Addie Harris  37:53  
Yeah, I think a number of the conversations we've we've had over the last couple of days have been about that translation piece, talking to some of the really brilliant people who have come out of universities, whether they're in the US or they're over here in Europe, is this idea that a lot more work could be done with that translation from in Q, so from that research that is happening to translate it out into companies, into ideas that can really solve those, those next health challenges. So as you're wrapping up LSI here, as we're actually a little bit over time, but I'm gonna keep going till the Yank is off. What has been your impression of this event?


Andrew Chung  38:32  
I think this is fantastic. So when I as my first time at LSI, and when I logged into the jujama app for the first time, I believe I got 180 messages and you called me Addie. I don't know what to do. You have to log in. So for me, my first impression of the conference is wow.

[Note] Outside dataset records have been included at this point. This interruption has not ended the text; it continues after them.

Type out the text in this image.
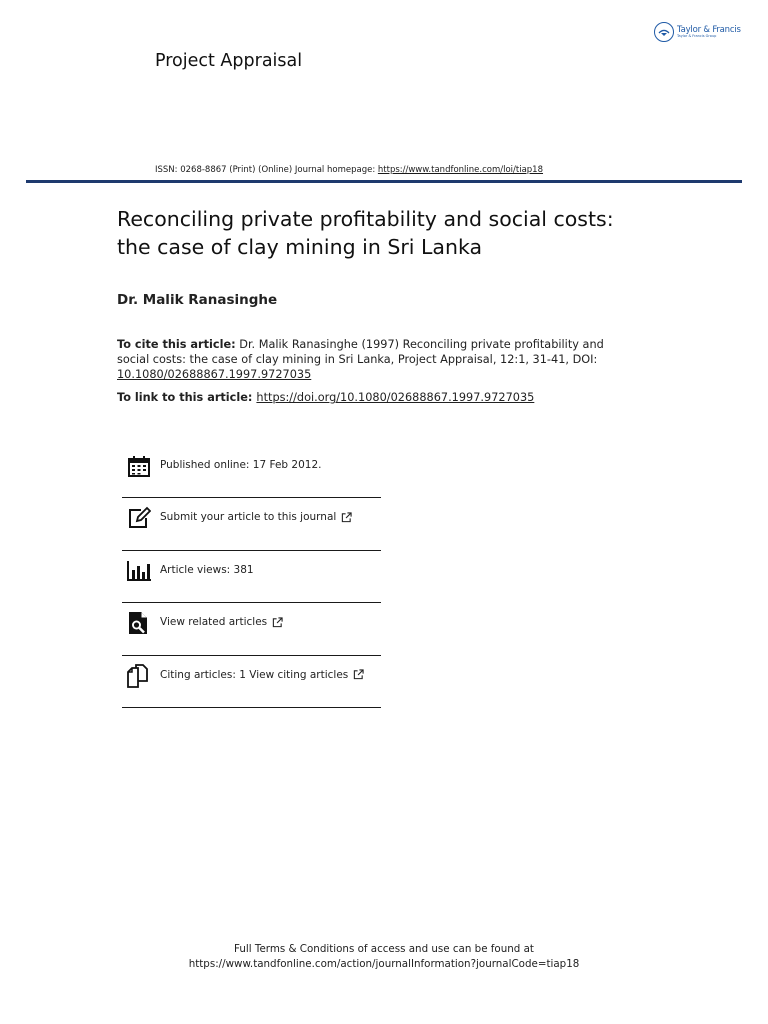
Taylor & Francis
Taylor & Francis Group
Project Appraisal
ISSN: 0268-8867 (Print) (Online) Journal homepage: https://www.tandfonline.com/loi/tiap18
Reconciling private profitability and social costs:
the case of clay mining in Sri Lanka
Dr. Malik Ranasinghe
To cite this article: Dr. Malik Ranasinghe (1997) Reconciling private profitability and social costs: the case of clay mining in Sri Lanka, Project Appraisal, 12:1, 31-41, DOI: 10.1080/02688867.1997.9727035
To link to this article: https://doi.org/10.1080/02688867.1997.9727035
Published online: 17 Feb 2012.
Submit your article to this journal
Article views: 381
View related articles
Citing articles: 1 View citing articles
Full Terms & Conditions of access and use can be found at
https://www.tandfonline.com/action/journalInformation?journalCode=tiap18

There is an incredible amount of activity, a lot of best practices, sharing, pitching, of innovations, collaborations with strategics that is happening, and I'm only scratching the surface, and I probably should have been checking, you know, a month earlier, so that I could meter out the way that I responded to folks, but I think it's been a very great experience, and I think


Addie Harris  39:16  
I told you, don't worry, they will find us.


Andrew Chung  39:19  
Yeah, that's right, that's right, yeah. So very grateful to have had the opportunity to be here and contribute


Addie Harris  39:25  
wonderful Well, thank you so much. I don't think we have time for questions, but we will be here afterwards. So So come up and say hi. Thank you, Andrew, thank you. Thank you. Thank you.